Yeni Üyelik
8.
Bölüm

8. Bölüm

@laylaparadise

🌹Merhaba arkadaşlar, umarım iyisinizdir?

🌹Arkadaşlar, şu yayınladığım bölüme kadar okuyup oylama yapmayan arkadaşlar, oylama yapmak zor değil bilin istedim. Okuma sayısı ile oylama sayısı gerçekten şaka gibi. Bakın şu yayınladığım bölüm yazması bir yana, düzenlemesi çok zaman alıyor ve bir oylama yapmak zor mu geliyor?

Hayalet okuyucu olmayalım ve emeğe saygı gösterelim. Anlayacağınızı umuyorum...

🌹Keyifli okumalar....

 

 

"Sevda"

insanın gözünü ne kadar karartırdı?

İşte bu sorumun cevabını yaşıyordum. Bu deli adam beni kendi evinden kaçırmıştı. Belki de annesinin ilk defa sözünü çiğnemişti.

Bu şekilde olmamalıydı. Başımı arkaya çevirdiğimde gözlerimden ateş çıktığından emindim.

"Tuğrul!!!

Durdur şu lanet atı, hemen!" dedim çığlık atarcasına."

Ne kadar ciddi olduğumu anlamış olacak ki, ata komut vererek hışımla atından indi. Tam beni indirmek için uzandığında, ona fırsat vermeden kendim indim. Allah'tan eve çok yakındık. Canımı çok sıkarsa tirip moduna girip atına binmeyecektim.

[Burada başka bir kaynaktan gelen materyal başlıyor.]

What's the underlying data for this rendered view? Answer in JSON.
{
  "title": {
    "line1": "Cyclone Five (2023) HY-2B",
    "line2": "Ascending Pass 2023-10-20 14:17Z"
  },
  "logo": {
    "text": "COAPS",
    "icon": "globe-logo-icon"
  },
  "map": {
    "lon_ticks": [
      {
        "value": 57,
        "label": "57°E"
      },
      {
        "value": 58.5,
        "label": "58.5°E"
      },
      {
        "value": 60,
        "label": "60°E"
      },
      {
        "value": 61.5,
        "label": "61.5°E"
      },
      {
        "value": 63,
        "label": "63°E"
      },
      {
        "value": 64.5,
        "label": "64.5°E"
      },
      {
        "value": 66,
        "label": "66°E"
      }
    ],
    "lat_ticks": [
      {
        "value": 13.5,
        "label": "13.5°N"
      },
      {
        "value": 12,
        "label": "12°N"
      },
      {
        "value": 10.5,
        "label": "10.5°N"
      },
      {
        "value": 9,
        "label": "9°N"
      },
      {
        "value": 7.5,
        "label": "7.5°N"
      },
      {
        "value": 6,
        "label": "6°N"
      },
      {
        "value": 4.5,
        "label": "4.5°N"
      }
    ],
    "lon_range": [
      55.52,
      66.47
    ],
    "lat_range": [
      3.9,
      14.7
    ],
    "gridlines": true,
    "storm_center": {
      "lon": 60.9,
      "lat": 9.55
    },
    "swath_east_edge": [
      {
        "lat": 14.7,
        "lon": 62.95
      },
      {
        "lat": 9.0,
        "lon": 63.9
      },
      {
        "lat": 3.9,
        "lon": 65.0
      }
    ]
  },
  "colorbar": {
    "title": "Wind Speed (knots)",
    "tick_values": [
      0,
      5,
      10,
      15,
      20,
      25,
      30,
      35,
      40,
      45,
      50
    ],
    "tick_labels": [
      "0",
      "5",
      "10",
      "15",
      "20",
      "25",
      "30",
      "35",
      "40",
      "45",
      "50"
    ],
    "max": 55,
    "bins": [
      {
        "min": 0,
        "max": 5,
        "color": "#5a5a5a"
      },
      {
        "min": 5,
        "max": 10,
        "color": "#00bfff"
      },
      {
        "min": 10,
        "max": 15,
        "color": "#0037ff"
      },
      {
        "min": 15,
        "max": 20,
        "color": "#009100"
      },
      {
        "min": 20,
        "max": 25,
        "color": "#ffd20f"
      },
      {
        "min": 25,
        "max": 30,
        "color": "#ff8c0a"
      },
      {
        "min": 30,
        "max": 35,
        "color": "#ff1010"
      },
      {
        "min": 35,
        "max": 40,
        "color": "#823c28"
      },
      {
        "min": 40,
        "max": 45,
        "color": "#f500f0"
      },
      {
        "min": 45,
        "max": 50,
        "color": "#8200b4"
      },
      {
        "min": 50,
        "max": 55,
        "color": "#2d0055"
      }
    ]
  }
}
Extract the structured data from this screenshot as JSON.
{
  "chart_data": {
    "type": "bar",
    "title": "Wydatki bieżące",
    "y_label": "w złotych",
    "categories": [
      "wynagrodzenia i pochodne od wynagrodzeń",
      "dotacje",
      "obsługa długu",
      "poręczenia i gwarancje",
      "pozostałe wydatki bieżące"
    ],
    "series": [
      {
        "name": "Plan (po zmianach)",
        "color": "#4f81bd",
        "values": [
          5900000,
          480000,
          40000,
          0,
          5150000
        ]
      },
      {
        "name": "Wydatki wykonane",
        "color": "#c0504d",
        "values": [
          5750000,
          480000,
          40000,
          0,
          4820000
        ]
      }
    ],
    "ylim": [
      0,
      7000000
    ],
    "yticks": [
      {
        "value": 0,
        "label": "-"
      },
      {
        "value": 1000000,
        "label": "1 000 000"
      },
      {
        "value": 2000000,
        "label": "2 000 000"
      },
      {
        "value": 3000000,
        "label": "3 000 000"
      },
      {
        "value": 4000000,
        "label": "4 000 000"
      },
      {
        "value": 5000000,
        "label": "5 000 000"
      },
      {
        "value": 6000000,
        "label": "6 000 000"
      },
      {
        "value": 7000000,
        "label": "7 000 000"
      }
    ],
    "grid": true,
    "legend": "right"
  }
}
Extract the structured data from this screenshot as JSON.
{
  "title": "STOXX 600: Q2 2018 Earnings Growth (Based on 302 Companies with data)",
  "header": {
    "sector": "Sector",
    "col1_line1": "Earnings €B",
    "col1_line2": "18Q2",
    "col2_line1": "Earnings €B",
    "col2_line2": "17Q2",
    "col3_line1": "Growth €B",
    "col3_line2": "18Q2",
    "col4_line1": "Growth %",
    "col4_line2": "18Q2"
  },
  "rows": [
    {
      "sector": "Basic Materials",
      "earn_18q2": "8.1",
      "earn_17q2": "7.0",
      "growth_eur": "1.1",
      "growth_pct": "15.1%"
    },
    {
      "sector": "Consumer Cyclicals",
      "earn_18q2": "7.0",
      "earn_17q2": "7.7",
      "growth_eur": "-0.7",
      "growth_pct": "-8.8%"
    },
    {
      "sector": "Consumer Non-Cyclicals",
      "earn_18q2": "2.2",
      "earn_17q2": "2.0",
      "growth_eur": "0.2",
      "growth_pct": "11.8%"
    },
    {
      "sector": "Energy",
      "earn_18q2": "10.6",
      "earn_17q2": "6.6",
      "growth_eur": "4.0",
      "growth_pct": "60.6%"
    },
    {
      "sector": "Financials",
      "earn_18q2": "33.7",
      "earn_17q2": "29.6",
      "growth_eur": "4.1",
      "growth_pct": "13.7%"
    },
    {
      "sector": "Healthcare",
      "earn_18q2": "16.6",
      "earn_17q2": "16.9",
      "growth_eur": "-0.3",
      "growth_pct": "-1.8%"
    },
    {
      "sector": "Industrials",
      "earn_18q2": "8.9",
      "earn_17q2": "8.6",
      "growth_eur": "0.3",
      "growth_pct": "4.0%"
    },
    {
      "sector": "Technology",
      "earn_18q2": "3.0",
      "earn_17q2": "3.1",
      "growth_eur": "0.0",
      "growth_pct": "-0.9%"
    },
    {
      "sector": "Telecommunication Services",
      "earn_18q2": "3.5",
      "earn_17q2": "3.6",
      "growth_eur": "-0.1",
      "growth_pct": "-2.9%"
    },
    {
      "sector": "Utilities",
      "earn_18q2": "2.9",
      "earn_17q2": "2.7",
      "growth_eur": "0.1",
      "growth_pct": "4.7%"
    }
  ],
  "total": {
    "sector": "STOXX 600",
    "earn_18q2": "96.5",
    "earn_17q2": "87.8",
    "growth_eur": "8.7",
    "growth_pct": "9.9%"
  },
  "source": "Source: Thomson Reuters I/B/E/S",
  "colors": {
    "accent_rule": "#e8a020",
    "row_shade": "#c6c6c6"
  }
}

Hışımla üzerine doğru yürüyerek,

"Sen beni nasıl kaçırırsın Tuğrul, hem de kendi evinden, annenin gözü önünde?"

Dudakları kıvrıldı,

"Gece gizliden kaçırmamı mı isterdin, hatunum?"

Sonra birden kaşlarını çatarak dibime kadar yaklaştı.Bu adamın anlık ruh halleri, şok geçirmeme neden oluyordu.

" Ya sen hatunum, benden nasıl vazgeçersin?"

Adamın sorduğu soruya bak. Nasıl vazgeçermişim? İnanamazcasına yüzüne baktım.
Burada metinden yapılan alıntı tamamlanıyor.